Example of the generated unit test for this benchmark:

public class com_jsyn_data_HammingWindow_26Test {

    static final String INPUT_ROOT_FOLDER = "C:/MarcelStuff/DATA/DIVERSE/logs/input-data";
    static final String INPUT_DATA_FILE = "com-jsyn-data-HammingWindow-26";

    @Test
    public void testOriginal() throws IOException {
        com_jsyn_data_HammingWindow_26_ORIGINAL benchmark =
            new com_jsyn_data_HammingWindow_26_ORIGINAL();
        benchmark.setup();
        benchmark.doBenchmark();

        DataInputStream s = Loader.getStream(INPUT_ROOT_FOLDER, INPUT_DATA_FILE);
        int length = Loader.readint(s);
        double[] data = Loader.readArraydouble(s);
        double alpha = Loader.readdouble(s);
        double beta = Loader.readdouble(s);
        double scaler = Loader.readdouble(s);
        
        s.close();
        
        assertEquals(benchmark.length, length);
        BenchAsserts.assertDoubleArrayEquals(benchmark.data, data);
        assertEquals(benchmark.alpha, alpha);
        assertEquals(benchmark.beta, beta);
        assertEquals(benchmark.scaler, scaler);

    }

}

Limitations:

  1. Snippets containing something else than primitive types variables, their class counterparts and collections, are NOT benchmarked.
  2. Snippets containing a dynamic method call to something else than a java.lang.collection class are NOT benchmarked.

Discussion

  1. We must trust that the unit test of the original code are properly describing its correct functioning. We cannot ensure that our optimizations will work (or not) in an scenario not provided by these tests.

  2. The JavaVMs are complex smart systems that optimize code in very clever ways.

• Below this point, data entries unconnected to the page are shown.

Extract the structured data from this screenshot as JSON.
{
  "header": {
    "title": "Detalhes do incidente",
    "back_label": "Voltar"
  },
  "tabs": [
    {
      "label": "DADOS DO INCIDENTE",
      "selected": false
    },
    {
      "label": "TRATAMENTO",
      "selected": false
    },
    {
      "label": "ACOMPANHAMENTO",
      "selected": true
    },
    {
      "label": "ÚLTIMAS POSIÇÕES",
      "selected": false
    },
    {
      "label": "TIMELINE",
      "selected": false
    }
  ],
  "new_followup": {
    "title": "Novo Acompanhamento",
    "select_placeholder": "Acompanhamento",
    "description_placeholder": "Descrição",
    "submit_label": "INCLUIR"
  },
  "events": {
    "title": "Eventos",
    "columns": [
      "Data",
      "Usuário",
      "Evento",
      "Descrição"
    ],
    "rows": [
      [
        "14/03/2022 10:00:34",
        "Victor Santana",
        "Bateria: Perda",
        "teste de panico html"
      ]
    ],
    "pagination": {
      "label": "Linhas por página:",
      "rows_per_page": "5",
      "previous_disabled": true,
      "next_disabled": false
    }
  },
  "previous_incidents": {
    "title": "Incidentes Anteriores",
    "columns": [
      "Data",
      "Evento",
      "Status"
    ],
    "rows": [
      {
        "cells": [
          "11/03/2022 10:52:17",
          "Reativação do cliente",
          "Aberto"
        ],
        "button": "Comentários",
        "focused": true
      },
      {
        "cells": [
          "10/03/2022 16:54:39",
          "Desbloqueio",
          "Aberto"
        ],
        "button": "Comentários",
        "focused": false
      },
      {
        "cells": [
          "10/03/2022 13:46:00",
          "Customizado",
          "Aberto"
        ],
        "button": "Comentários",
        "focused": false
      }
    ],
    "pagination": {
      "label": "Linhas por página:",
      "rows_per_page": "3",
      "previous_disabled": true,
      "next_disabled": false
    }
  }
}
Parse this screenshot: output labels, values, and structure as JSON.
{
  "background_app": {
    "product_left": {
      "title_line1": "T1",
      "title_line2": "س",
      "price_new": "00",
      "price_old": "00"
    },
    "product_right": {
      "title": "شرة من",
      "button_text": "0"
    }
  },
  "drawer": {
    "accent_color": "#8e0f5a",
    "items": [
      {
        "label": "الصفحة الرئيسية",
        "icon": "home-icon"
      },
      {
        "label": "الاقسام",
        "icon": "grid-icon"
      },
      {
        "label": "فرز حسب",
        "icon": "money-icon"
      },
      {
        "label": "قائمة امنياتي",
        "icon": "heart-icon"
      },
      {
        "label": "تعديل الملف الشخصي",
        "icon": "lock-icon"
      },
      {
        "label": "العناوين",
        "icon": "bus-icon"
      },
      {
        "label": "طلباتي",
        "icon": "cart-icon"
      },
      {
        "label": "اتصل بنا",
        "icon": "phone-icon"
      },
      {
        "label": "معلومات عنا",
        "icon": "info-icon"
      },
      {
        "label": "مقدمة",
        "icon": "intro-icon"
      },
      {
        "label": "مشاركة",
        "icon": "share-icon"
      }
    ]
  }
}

Since we want to test the code in isolation, we must be very carefull to allow optimizations that would apply in production code, as well as prevent those that would not occur. As an instance, in the example given, loop unrolling is considered an aceptable optimization since it may ocurr on production code, while dead code elimination may not. We hope to detect weird cases using the generated unit tests.

  3. The generation is limited to certain cases.